The blog us link on the bottom of the main page chokes. It would seem this is the only way they can actually get some feedback from their vision quest. At least I got mozilla out of the deal.
posted by lightweight at 2:12 AM on October 27, 2004


A bit late, but I'll throw my two cents in, in response to the comment above: there are a few Windows book cataloguing packages out there (Readerware is the one I've used.) The problem with all these is that it's pulling data from another source, like Amazon, and I've found that the time saved in not typing the entries in manually is spent in correcting incorrect data.

I've had better luck using the default collection templates in Microsoft Works, and with the downloadable Microsoft Office book collection templates. I use the Excel one. I think there's also an Access one, but I don't use Access at home. I'm a fast typist, and when I do it myself, all the data is right.
posted by Electric Elf at 2:19 AM on October 27, 2004


It says something about the maturity of MetaFilter members that the best we can do is snark about the HTML of the site linked to and impugn the competence of the people behind the product that the site promotes. I mean, it's a point, but it's really tangential...

Well, no, it's not. Anything that says something about the developer's attention to detail, focus on usability, etc., is of value. These people have clearly made some really bad decisions about error-handling and target audiences, and it doesn't bode well for the design of the application.

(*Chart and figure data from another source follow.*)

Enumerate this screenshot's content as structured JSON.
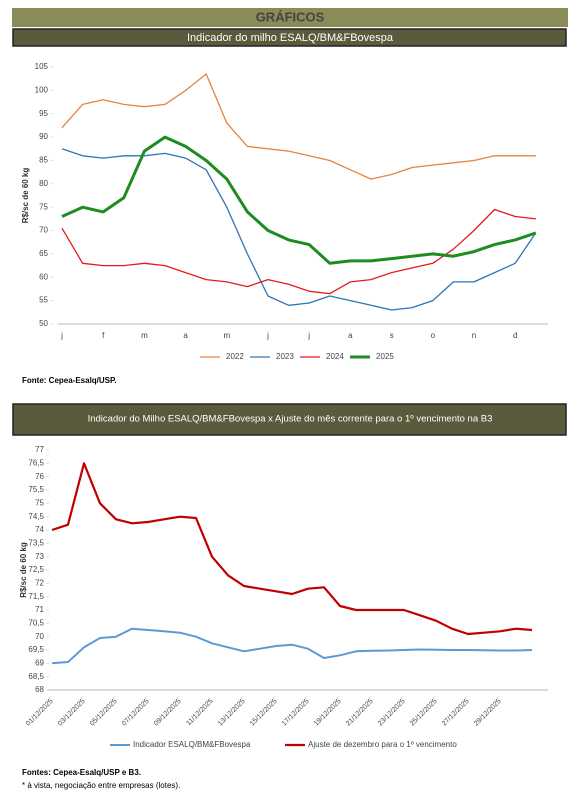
{
  "header": {
    "title": "GRÁFICOS"
  },
  "chart_data": [
    {
      "type": "line",
      "title": "Indicador do milho ESALQ/BM&FBovespa",
      "y_label": "R$/sc de 60 kg",
      "categories": [
        "j",
        null,
        "f",
        null,
        "m",
        null,
        "a",
        null,
        "m",
        null,
        "j",
        null,
        "j",
        null,
        "a",
        null,
        "s",
        null,
        "o",
        null,
        "n",
        null,
        "d",
        null
      ],
      "ylim": [
        50,
        105
      ],
      "yticks": [
        50,
        55,
        60,
        65,
        70,
        75,
        80,
        85,
        90,
        95,
        100,
        105
      ],
      "series": [
        {
          "name": "2022",
          "color": "#e8833a",
          "linewidth": 1.3,
          "values": [
            92,
            97,
            98,
            97,
            96.5,
            97,
            100,
            103.5,
            93,
            88,
            87.5,
            87,
            86,
            85,
            83,
            81,
            82,
            83.5,
            84,
            84.5,
            85,
            86,
            86,
            86
          ]
        },
        {
          "name": "2023",
          "color": "#2e75b6",
          "linewidth": 1.3,
          "values": [
            87.5,
            86,
            85.5,
            86,
            86,
            86.5,
            85.5,
            83,
            75,
            65,
            56,
            54,
            54.5,
            56,
            55,
            54,
            53,
            53.5,
            55,
            59,
            59,
            61,
            63,
            69.5
          ]
        },
        {
          "name": "2024",
          "color": "#e41a1c",
          "linewidth": 1.3,
          "values": [
            70.5,
            63,
            62.5,
            62.5,
            63,
            62.5,
            61,
            59.5,
            59,
            58,
            59.5,
            58.5,
            57,
            56.5,
            59,
            59.5,
            61,
            62,
            63,
            66,
            70,
            74.5,
            73,
            72.5
          ]
        },
        {
          "name": "2025",
          "color": "#1e8c1e",
          "linewidth": 3,
          "values": [
            73,
            75,
            74,
            77,
            87,
            90,
            88,
            85,
            81,
            74,
            70,
            68,
            67,
            63,
            63.5,
            63.5,
            64,
            64.5,
            65,
            64.5,
            65.5,
            67,
            68,
            69.5
          ]
        }
      ],
      "source": "Fonte: Cepea-Esalq/USP."
    },
    {
      "type": "line",
      "title": "Indicador do Milho ESALQ/BM&FBovespa x Ajuste do mês corrente para o 1º vencimento na B3",
      "y_label": "R$/sc de 60 kg",
      "categories": [
        "01/12/2025",
        null,
        "03/12/2025",
        null,
        "05/12/2025",
        null,
        "07/12/2025",
        null,
        "09/12/2025",
        null,
        "11/12/2025",
        null,
        "13/12/2025",
        null,
        "15/12/2025",
        null,
        "17/12/2025",
        null,
        "19/12/2025",
        null,
        "21/12/2025",
        null,
        "23/12/2025",
        null,
        "25/12/2025",
        null,
        "27/12/2025",
        null,
        "29/12/2025",
        null,
        null
      ],
      "ylim": [
        68,
        77
      ],
      "yticks": [
        68,
        {
          "value": 68.5,
          "label": "68,5"
        },
        69,
        {
          "value": 69.5,
          "label": "69,5"
        },
        70,
        {
          "value": 70.5,
          "label": "70,5"
        },
        71,
        {
          "value": 71.5,
          "label": "71,5"
        },
        72,
        {
          "value": 72.5,
          "label": "72,5"
        },
        73,
        {
          "value": 73.5,
          "label": "73,5"
        },
        74,
        {
          "value": 74.5,
          "label": "74,5"
        },
        75,
        {
          "value": 75.5,
          "label": "75,5"
        },
        76,
        {
          "value": 76.5,
          "label": "76,5"
        },
        77
      ],
      "series": [
        {
          "name": "Indicador ESALQ/BM&FBovespa",
          "color": "#5b9bd5",
          "linewidth": 2,
          "values": [
            69.0,
            69.05,
            69.6,
            69.95,
            70.0,
            70.3,
            70.25,
            70.2,
            70.15,
            70.0,
            69.75,
            69.6,
            69.45,
            69.55,
            69.65,
            69.7,
            69.55,
            69.2,
            69.3,
            69.45,
            69.47,
            69.48,
            69.5,
            69.52,
            69.51,
            69.5,
            69.5,
            69.49,
            69.48,
            69.48,
            69.5
          ]
        },
        {
          "name": "Ajuste de dezembro para o 1º vencimento",
          "color": "#c00000",
          "linewidth": 2.2,
          "values": [
            74.0,
            74.2,
            76.5,
            75.0,
            74.4,
            74.25,
            74.3,
            74.4,
            74.5,
            74.45,
            73.0,
            72.3,
            71.9,
            71.8,
            71.7,
            71.6,
            71.8,
            71.85,
            71.15,
            71.0,
            71.0,
            71.0,
            71.0,
            70.8,
            70.6,
            70.3,
            70.1,
            70.15,
            70.2,
            70.3,
            70.25
          ]
        }
      ],
      "source": "Fontes: Cepea-Esalq/USP e B3.",
      "note": "*  à vista, negociação entre empresas (lotes)."
    }
  ]
}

Now, it may be that someone could make a great, usable application and then make a bunch of really arrogant or ignorant mistakes in coding the website that sells the application, but I tend to think -- based on experience as much as anything -- that the quality of the site probably correlates with the quality of the app.
posted by lodurr at 6:12 AM on October 27, 2004


Are there any free web sites or PC apps that do what Delicious Library does?